Chemotherapy may affect the immune system’s ability to attack tumors in patients with pancreatic ductal adenocarcinoma, according to a new study published by Werba et al in Nature Communications.
Background
Pancreatic ductal adenocarcinoma is hard to detect and treat, with a 5-year survival rate of only 12%. A strong immune response in the tumor microenvironment is often critical to shrinking pancreatic tumors.
To spare normal cells, the immune system uses checkpoint molecules like PD-1 on T-cell surfaces to turn off their attack when they receive the right signals. The immune system also recognizes tumors as abnormal, but cancer cells can hijack checkpoints to turn off immune responses. A prominent type of immunotherapy seeks to shut down these checkpoints, thereby making cancer cells visible again to the immune system.
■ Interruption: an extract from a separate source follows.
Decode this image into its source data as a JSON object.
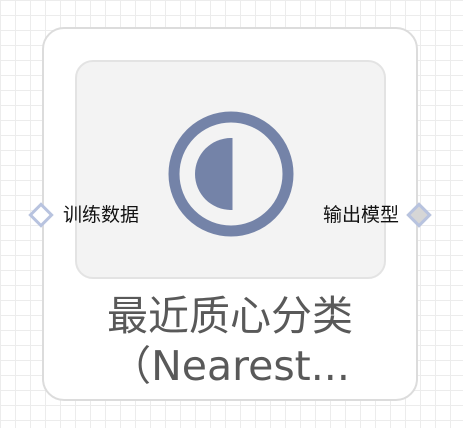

Blocking these off signals—specifically PD-1—is the goal of current immunotherapies designed to fight many cancers, but these agents have so far proven unsuccessful against pancreatic ductal adenocarcinoma.
Study Methods and Results
In the new study, researchers analyzed more than 139,000 tumor cells collected from 27 patients with pancreatic ductal adenocarcinoma—and found a threefold decrease in the production of certain inhibitory checkpoint molecules when comparing 11 patients prior to chemotherapy to 6 others after chemotherapy.
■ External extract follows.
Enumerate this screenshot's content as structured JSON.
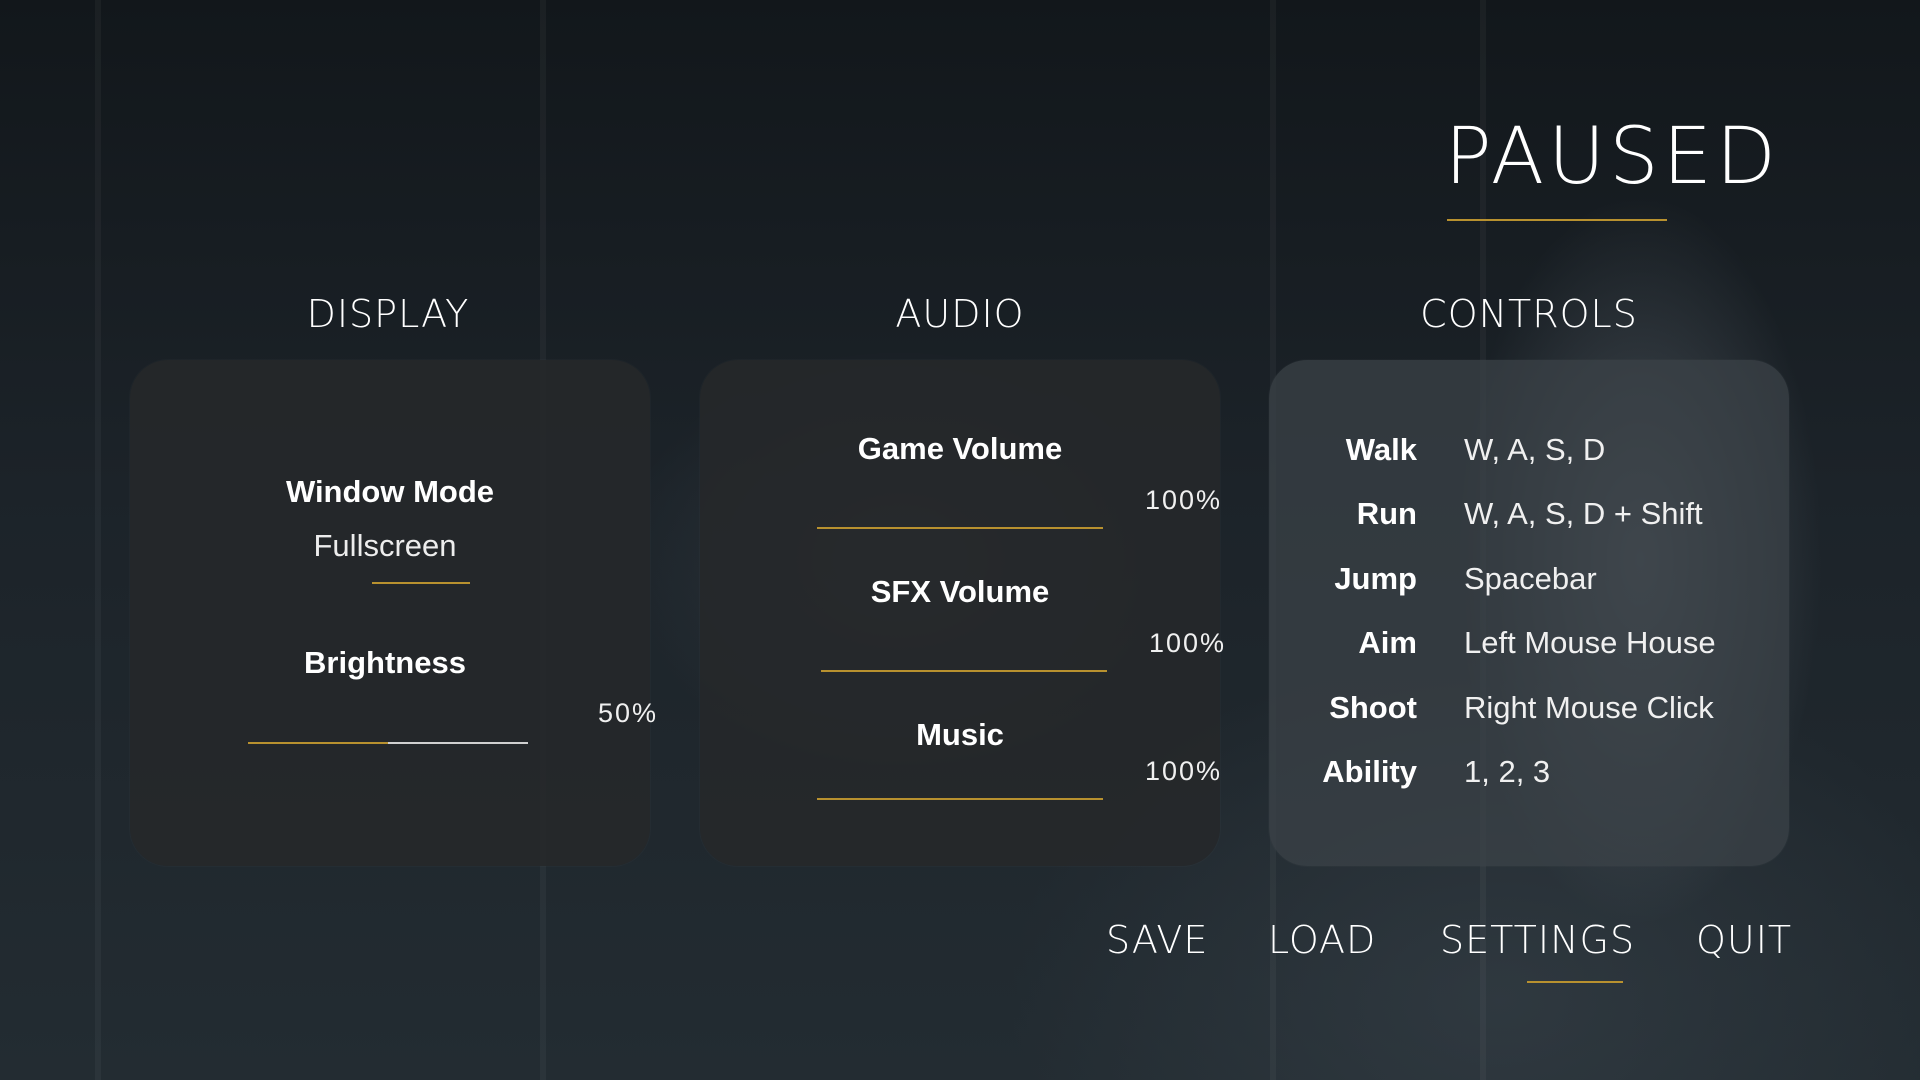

The findings further showed that a second checkpoint—TIGIT—was the most common inhibitory checkpoint molecule in pancreatic ductal adenocarcinoma and was 18 times more available for therapeutic targeting than PD-1 prior to chemotherapy; however, TIGIT was just five times more available after chemotherapy. The researchers indicated that these findings may warrant further studies examining whether immunotherapies that inhibit TIGIT are more effective than immunotherapies that target PD-1 in treating patients with pancreatic ductal adenocarcinoma.
“Our study demonstrates how chemotherapy can have profound effects on the cellular landscape of the tumor microenvironment in [patients with] pancreatic ductal adenocarcinoma,” explained co–senior study author Aristotelis Tsirigos, PhD, Professor of Medicine and Pathology at the New York University (NYU) Grossman School of Medicine and Director of the Applied Bioinformatics Laboratories at NYU Langone Health.
“Importantly, our results suggest that chemotherapy may promote resistance to subsequent immunotherapy in [patients with] pancreatic ductal adenocarcinoma,” stressed co–senior study author Diane Simeone, MD, the Laura and Isaac Perlmutter Professor of Surgery and Professor of Pathology at the NYU Grossman School of Medicine as well as Director of the Pancreatic Cancer Center and Associate Director of Translational Research at the Perlmutter Cancer Center at NYU Langone Health. “Further research is needed to determine if, as a result of this potential resistance, chemotherapy needs to be combined with immunotherapy at the start of treating this stubborn and often deadly form of cancer,” she added.
The researchers noted that additional changes following chemotherapy were seen in the number of other immune cells present, the extent of their interactions with each other, as well as decreases in other cancer-associated immune cells—such as fibroblasts and macrophages—that would encourage cancer growth if left unchecked. However, the precise impacts of these molecular changes on treatment remained unclear.
Conclusions
“As new technologies allow us to see what is happening inside patients at the cellular level, we can start to adjust our evaluations of immunotherapies and possibly how best to use them based on what is actually happening around tumors,” Dr. Tsirigos concluded.
The researchers reported that additional experiments are currently underway to validate the findings in more patients, and that further research may also be needed to evaluate whether single-cell RNA sequencing of the tumor microenvironment shortly after diagnosis could help guide future treatment decisions.
Disclosure: The research in this study was funded by grants from the National Institutes of Health. For full disclosures of the study authors, visit nature.com.